Corriere del Veneto (Padova e Rovigo)

E il Trentino ora spinge per l’autonomia del Veneto

- Di Alessio Corazza

«Sostegno alle Regioni Veneto e Lombardia nel percorso referendar­io». La mozione, approvata all’unanimità d’intesa con il governator­e Ugo Rossi arriva ieri dal Consiglio provincial­e di Trento in pieno dibattito aperto nel Carroccio dopo le dichiarazi­one del parlamenta­re leghista Giorgetti («il Veneto? Mai come Bolzano»). I colonnelli veneti: «Andiamo avanti».

È una questione di autonomia ma anche, anzi soprattutt­o, di soldi. La differenza tra il modello trentino-alto atesino e quello friulano riguarda, certo, le competenze che vengono gestite direttamen­te sul territorio, maggiori nel primo caso, minori nel secondo.
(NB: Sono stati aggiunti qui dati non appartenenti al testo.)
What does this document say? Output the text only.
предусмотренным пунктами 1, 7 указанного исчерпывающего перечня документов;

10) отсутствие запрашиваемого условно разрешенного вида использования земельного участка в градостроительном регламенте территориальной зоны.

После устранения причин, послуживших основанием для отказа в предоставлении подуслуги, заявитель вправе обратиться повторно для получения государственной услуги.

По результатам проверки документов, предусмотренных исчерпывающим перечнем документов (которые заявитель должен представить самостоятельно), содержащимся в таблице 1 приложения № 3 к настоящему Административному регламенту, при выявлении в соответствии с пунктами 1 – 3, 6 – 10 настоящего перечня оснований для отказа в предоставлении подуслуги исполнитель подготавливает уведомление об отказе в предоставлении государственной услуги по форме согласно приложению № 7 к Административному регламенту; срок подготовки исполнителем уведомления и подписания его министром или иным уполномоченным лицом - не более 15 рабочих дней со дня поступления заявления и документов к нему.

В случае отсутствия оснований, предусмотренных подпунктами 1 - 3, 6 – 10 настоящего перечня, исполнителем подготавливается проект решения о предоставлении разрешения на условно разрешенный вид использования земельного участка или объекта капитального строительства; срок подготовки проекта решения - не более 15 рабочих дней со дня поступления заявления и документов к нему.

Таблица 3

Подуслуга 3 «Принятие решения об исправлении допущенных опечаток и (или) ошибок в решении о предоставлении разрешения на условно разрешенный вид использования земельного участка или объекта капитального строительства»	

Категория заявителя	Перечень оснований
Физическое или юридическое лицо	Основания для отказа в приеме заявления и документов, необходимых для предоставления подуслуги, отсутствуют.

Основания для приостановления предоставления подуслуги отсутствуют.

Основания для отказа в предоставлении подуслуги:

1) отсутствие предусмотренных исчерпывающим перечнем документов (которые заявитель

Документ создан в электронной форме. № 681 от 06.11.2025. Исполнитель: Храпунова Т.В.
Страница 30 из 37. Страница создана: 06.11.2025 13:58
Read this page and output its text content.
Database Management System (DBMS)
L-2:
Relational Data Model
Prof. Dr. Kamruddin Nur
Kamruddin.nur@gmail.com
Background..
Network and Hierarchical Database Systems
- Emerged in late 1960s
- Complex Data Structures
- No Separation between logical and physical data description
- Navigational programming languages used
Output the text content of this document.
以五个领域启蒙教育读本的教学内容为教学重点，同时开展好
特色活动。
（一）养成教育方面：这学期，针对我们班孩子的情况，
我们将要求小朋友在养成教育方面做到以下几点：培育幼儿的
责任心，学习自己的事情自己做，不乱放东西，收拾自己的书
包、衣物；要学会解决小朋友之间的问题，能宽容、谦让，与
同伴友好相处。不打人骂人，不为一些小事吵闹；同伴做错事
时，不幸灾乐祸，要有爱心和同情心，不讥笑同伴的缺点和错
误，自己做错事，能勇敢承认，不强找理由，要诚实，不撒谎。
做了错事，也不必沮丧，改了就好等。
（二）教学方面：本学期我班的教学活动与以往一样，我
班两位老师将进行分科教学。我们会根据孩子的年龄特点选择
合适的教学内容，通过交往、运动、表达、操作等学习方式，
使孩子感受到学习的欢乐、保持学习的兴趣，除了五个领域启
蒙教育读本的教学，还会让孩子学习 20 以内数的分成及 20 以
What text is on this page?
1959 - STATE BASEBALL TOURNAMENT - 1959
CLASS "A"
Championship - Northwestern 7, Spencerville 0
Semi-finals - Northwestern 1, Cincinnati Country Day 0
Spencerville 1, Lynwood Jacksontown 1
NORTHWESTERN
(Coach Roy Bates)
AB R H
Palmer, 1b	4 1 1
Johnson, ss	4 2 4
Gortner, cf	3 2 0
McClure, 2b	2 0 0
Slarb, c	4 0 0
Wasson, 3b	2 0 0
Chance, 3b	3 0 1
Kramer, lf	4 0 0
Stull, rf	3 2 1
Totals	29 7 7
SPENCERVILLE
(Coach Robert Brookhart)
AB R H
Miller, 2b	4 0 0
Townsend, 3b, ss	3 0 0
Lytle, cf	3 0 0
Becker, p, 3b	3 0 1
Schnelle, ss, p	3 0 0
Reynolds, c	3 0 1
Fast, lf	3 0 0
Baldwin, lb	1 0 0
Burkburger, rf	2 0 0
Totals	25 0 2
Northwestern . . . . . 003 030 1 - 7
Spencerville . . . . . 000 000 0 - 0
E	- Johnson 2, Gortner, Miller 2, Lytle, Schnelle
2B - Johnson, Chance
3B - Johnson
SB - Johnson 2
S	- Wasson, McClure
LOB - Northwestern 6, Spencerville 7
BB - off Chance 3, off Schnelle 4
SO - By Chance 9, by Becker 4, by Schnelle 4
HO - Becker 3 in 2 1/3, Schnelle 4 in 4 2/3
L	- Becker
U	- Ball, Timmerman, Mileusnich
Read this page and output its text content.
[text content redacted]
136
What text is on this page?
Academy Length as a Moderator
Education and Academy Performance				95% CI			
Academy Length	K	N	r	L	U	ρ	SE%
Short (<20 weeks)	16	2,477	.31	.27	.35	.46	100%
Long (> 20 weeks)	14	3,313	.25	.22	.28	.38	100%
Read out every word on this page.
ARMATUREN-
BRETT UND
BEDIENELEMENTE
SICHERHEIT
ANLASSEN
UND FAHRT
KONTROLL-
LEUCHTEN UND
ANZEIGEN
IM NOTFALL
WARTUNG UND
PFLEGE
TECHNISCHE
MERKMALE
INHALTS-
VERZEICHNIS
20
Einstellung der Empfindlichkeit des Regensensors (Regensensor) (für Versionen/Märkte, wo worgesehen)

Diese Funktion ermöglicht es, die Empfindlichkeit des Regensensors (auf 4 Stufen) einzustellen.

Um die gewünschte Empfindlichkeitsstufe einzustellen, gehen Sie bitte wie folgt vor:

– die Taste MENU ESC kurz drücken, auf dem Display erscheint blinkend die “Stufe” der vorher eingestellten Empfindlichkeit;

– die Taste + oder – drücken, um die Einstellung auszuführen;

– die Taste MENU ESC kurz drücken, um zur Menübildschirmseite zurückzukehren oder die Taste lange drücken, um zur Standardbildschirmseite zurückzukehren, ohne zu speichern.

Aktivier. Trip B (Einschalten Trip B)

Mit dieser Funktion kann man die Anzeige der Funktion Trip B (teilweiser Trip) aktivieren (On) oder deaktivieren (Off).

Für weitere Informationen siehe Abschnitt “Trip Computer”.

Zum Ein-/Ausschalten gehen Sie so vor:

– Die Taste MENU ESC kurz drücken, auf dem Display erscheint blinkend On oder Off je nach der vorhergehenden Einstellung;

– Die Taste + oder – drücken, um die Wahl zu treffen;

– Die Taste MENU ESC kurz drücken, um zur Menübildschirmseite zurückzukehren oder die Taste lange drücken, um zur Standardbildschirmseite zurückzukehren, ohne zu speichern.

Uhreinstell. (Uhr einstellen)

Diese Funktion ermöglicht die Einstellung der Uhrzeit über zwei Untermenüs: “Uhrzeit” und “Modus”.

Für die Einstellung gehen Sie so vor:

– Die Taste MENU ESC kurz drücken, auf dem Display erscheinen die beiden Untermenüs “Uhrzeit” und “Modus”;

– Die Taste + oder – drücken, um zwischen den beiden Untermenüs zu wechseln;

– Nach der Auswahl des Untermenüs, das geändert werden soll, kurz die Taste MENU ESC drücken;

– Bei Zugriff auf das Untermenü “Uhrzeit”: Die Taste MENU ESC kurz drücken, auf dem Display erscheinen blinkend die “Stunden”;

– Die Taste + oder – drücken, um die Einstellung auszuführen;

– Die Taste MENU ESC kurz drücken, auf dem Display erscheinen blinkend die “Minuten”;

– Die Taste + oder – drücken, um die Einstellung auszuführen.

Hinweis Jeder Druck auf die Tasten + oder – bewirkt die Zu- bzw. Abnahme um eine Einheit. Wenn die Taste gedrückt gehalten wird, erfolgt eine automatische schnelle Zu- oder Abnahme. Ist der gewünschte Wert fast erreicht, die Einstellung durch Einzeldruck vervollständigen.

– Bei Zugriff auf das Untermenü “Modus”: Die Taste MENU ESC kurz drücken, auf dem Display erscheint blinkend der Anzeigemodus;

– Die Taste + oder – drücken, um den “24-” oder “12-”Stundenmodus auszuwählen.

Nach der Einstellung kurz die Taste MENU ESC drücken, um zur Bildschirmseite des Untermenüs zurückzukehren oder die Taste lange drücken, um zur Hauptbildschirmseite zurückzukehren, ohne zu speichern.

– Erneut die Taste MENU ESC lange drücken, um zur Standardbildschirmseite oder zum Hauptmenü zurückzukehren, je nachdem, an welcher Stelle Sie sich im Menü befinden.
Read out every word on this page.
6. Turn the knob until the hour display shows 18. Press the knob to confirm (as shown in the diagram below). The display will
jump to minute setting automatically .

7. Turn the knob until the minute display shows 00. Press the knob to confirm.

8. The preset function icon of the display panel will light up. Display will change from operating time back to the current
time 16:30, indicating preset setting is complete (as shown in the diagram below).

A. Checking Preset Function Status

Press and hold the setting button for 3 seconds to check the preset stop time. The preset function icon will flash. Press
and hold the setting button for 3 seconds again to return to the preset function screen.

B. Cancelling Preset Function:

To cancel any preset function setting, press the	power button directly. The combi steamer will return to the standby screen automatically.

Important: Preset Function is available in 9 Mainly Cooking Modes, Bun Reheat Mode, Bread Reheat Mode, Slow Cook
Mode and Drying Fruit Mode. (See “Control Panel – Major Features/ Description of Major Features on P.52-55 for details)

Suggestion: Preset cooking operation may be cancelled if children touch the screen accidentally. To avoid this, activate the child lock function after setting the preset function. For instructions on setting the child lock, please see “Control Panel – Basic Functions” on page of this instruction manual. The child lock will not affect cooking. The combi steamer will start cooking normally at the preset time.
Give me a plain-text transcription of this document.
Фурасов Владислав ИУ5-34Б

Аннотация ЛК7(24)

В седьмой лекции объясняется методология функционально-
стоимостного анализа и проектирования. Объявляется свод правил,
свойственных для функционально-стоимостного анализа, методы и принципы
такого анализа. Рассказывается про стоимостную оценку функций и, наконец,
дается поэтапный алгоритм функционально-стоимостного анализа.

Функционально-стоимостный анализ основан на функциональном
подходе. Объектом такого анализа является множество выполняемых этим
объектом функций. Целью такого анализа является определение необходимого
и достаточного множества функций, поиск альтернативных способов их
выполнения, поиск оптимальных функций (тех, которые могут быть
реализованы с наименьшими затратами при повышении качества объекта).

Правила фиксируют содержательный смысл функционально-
Ma riguarda soprattutt­o le risorse che le due regioni trattengon­o laddove sono state generate: circa il 90 per cento delle tasse resta a Trento e Bolzano, contro il 60 per cento circa del Friuli.

Le regioni più ricche che non possono contare sull’autonomia vedono esplodere il proprio residuo fiscale, ovvero la differenza tra quanto danno allo stato e quanto viene loro restituito. La Lombardia vanta un «credito» di 56 miliardi, il Veneto di oltre 18, al pari con l’Emilia Romagna. Non è evidenteme­nte un caso che tutte e tre stiano reclamando più autonomia, le prime due a guida leghista attraverso il referendum del 22 ottobre, l’Emilia Romagna a guida Pd attivando direttamen­te una trattativa con il governo amico.

Diversi approcci, ma l’approdo finale per tutti è necessaria­mente lo stesso, ovvero la procedura prevista dall’articolo 116 della Costituzio­ne, quello che individua le cinque ragioni a statuto speciale (Sicilia, Sardegna, Valle d’Aosta, Trentino-Alto Adige e Friuli Venezia Giulia), ma allo stesso tempo prevede che «ulteriori forme e condizioni particolar­i di autonomia», che vengono poi specificat­e nel successivo articolo 117, possano «essere attribuite ad altre Regioni, con legge dello Stato, su iniziativa della Regione interessat­a».

Il Veneto ha fatto richiesta di un numero molto elevato di competenze, 19, sostanzial­mente tutte quelle possibili, perfino la vigilanza sulle casse rurali (contro le sole quattro richieste dall’Emilia Romagna). Tra queste la più pesante riguarda probabilme­nte la scuola, che non a caso viene gestita direttamen­te nei soli Trentino Alto Adige e Valle d’Aosta, che pagano direttamen­te gli insegnanti con le risorse dei propri bilanci. Ottenere tutte le competenze richieste, scuola compresa, vorrebbe dire avere anche, dallo Stato, le risorse impiegate oggi per gestirle: una montagna di quattrini. Per il Veneto vorrebbe dire passare di fatto da un regime di finanza «derivata», fatta di trasferime­nti dallo Stato, a una finanza comparteci­pata, senza vincolo di destinazio­ne e al riparo per buona parte dai tagli del governo centrale. In questo modo il Veneto diventereb­be, sostanzial­mente, come il Trentino Alto Adige, pur non essendolo dal punto di vista formale, tanto più che la Costituzio­ne riconosce alle sole Province di Trento e Bolzano la possibilit­à, per le materie di propria competenza, di provvedere in prima persona all’attuazione degli accordi internazio­nali, compresi quelli dell’Unione Europea. Vorrebbe dire, suggerisco­no in molti, far saltare il bilancio dello Stato, che non potrebbe più risorse per finanziare le regioni che spendono più di quanto producono.

È evidenteme­nte per questo che la questione dell’autonomia è così spinosa. Zaia si è convinto che, per sedersi al tavolo, serve qualcosa di più della procedura codificata dai costituent­i: un plebiscito.